JAKARTA – Komisi III DPR meminta Pusat Pelaporan Analisis dan Transaksi Keuangan (PPATK) menyita transaksi perjudian online (Jodol) senilai Rp86 triliun. Harus dikatakan bahwa situasi judol di Indonesia saat ini sedang memprihatinkan.

Sebelumnya, Center for Information on Banking Crisis (CBC) menulis, pada 2017-2024, pendapatan bank, e-mobile, dan operator seluler yang menyelenggarakan perjudian online (Jodol) harus membayar pemerintah sebesar Rp 86,3 miliar. .

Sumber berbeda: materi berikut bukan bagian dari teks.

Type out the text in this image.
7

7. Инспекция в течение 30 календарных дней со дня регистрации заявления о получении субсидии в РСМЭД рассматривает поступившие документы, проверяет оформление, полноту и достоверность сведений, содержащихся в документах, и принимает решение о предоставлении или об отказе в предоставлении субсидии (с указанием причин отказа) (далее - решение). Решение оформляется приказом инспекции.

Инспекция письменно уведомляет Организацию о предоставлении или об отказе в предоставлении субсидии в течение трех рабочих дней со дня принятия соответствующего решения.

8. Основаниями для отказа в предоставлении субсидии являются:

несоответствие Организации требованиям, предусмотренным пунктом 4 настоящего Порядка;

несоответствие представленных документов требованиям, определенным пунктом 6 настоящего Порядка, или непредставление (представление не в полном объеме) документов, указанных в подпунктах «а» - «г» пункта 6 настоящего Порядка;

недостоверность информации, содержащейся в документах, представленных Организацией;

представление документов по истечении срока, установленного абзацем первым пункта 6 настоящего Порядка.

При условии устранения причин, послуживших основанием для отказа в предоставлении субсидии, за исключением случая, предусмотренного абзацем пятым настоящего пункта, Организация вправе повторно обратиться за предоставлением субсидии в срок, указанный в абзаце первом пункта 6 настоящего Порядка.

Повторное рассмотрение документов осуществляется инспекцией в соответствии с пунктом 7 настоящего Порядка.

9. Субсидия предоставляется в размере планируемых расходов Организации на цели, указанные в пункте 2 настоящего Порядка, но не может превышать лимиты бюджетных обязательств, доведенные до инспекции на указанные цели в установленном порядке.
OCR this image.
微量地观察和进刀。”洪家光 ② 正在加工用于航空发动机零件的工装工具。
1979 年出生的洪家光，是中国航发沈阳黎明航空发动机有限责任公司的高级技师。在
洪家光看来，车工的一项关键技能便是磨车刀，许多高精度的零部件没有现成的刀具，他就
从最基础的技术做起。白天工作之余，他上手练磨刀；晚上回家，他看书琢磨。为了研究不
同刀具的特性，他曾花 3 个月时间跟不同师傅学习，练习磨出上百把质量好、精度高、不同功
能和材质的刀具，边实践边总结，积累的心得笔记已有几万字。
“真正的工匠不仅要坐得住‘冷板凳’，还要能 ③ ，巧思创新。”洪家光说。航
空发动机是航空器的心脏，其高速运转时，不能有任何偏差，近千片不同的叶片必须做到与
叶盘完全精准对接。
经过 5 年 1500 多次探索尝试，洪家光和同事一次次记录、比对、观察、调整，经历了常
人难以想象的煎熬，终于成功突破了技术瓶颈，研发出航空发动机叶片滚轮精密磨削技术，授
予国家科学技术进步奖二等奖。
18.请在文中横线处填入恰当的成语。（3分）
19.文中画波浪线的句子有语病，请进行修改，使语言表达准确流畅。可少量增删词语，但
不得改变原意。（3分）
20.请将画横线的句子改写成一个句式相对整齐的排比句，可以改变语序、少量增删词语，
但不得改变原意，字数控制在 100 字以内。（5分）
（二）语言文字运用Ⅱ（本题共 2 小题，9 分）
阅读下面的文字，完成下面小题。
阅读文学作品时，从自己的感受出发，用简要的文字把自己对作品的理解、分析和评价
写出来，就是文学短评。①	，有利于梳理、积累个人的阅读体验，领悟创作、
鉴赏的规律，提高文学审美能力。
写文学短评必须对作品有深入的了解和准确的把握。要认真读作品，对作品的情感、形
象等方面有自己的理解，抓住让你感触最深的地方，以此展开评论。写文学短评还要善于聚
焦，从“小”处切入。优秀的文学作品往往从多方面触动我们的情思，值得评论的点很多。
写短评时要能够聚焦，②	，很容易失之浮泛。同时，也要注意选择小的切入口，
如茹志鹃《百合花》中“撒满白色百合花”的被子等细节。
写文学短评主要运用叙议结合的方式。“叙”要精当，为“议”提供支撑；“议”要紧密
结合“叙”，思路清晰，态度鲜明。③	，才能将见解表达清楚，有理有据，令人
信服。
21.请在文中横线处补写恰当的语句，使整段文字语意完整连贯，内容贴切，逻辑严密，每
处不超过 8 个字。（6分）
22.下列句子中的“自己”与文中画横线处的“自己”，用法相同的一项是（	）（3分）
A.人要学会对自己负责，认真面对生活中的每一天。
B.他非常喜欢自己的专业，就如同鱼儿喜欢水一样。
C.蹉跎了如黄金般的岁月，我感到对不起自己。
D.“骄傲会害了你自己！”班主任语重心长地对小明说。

“Sesuai dengan Undang-Undang Nomor 8 Tahun 2010 tentang PPATK, lembaga ini berwenang mengumpulkan uang Jodol dari lembaga pembayaran seperti bank, aplikasi e-mobile, atau layanan keuangan digital melalui operator telepon yang dapat menjadi alat pembayaran Jodol. Pada Selasa (10/12/2024) di Jakarta, anggota Komisioner III dari Bagian PKS, Abu Bakr al-Habsi.

Menurut dia, jika PPATK tidak bisa memungut uang hasil penjualan jodol di bank, operator telekomunikasi, menurut dia, sebaiknya pemerintah menerbitkan undang-undang federal, bukan undang-undang (Perppu).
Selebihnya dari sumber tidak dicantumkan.